Chronische Schmerzen
ICD-Codes: R52.1 R52.2 F45.41 Was ist der ICD-Code?
Chronische Schmerzen können das Leben schwer machen. Nicht immer lässt sich die Ursache beseitigen. Die Therapie setzt auf mehreren Ebenen an und hat das Ziel, die Schmerzen zu verringern und die Lebensqualität zu verbessern.
Auf einen Blick
- Von chronischen Schmerzen spricht man meist, wenn sie länger als 3 Monate anhalten.
- Sie können unter anderem durch eine Fehlfunktion des Nervensystems oder chronische Entzündungen entstehen.
- Chronische Schmerzen wirken in alle Lebensbereiche hinein und können den Alltag sehr belasten.
- Um chronischen Schmerzen vorzubeugen, sollte man akute Schmerzen von Anfang an wirksam behandeln.
- Die Behandlung chronischer Schmerzen setzt auf mehreren Ebenen an und berücksichtigt neben den körperlichen Faktoren auch die individuelle psychische und soziale Situation (biopsychosoziales Modell).

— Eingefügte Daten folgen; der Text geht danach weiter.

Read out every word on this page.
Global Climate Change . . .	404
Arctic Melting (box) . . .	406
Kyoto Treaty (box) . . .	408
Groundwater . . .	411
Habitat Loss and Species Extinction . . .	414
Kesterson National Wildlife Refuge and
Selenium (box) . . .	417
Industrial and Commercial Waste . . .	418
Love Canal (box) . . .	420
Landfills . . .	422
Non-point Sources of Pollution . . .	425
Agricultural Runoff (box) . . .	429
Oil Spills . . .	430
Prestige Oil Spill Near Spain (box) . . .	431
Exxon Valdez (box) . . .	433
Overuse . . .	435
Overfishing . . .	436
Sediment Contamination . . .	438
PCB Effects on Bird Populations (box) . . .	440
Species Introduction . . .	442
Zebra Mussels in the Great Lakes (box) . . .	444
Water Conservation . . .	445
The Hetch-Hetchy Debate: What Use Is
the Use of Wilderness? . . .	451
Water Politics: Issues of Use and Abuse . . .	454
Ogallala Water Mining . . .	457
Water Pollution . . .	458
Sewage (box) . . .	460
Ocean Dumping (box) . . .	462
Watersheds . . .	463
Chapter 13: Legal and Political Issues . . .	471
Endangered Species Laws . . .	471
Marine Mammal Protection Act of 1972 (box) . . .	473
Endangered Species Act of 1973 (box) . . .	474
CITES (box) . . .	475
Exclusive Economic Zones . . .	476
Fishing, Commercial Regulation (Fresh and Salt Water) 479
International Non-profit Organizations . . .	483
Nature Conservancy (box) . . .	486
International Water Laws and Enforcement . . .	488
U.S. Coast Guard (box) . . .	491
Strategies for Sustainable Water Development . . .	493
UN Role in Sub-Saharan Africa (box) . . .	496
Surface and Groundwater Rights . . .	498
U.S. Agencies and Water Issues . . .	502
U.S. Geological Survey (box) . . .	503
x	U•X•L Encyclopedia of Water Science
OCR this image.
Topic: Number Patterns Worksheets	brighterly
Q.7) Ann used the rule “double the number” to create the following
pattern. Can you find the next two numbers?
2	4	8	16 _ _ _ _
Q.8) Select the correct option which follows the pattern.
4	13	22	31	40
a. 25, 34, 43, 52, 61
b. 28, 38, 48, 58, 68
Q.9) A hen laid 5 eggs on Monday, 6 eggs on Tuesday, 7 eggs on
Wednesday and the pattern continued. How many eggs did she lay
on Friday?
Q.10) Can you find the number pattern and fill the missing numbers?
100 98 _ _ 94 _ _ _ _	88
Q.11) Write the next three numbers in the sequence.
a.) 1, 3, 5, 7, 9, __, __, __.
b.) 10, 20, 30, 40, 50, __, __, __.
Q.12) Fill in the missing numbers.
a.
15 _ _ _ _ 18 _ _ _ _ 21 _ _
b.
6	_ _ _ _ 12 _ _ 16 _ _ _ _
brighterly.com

Hinweis: Die Informationen dieses Artikels können und sollen einen Arztbesuch nicht ersetzen und dürfen nicht zur Selbstdiagnostik oder -behandlung verwendet werden.

Was sind chronische Schmerzen?
Schmerzen sind einer der häufigsten Gründe, warum Menschen ärztlichen Rat einholen. Man spricht meist von chronischen Schmerzen, wenn:
- sie länger als 3 Monate anhalten oder
- nach einer Verletzung oder anderen Gewebsschädigung Schmerzen bestehen bleiben, obwohl die Ursache abgeheilt ist
Chronische Schmerzen können als Dauerschmerz bestehen oder auch wiederkehrend auftreten. Schmerzen werden individuell sehr unterschiedlich wahrgenommen und können durch soziale und psychische Faktoren beeinflusst werden.
Chronische Schmerzen wirken in alle Lebensbereiche hinein und beeinträchtigen die Lebensqualität. Menschen mit chronischen Schmerzen entwickeln häufiger Ängste, depressive Verstimmungen oder Schlafstörungen. Das kann sich negativ auf das Schmerzempfinden und die Schmerzverarbeitung auswirken und die Schmerzen weiter verschlimmern.
Am besten wirkt daher eine Therapie, die neben verschiedenen Medikamenten auch die psychische und soziale Situation der betroffenen Person berücksichtigt.
Wichtig zu wissen: Eine wirksame Behandlung akuter Schmerzen kann der Entstehung chronischer Schmerzen vorbeugen. Nach Operationen ist das besonders wichtig.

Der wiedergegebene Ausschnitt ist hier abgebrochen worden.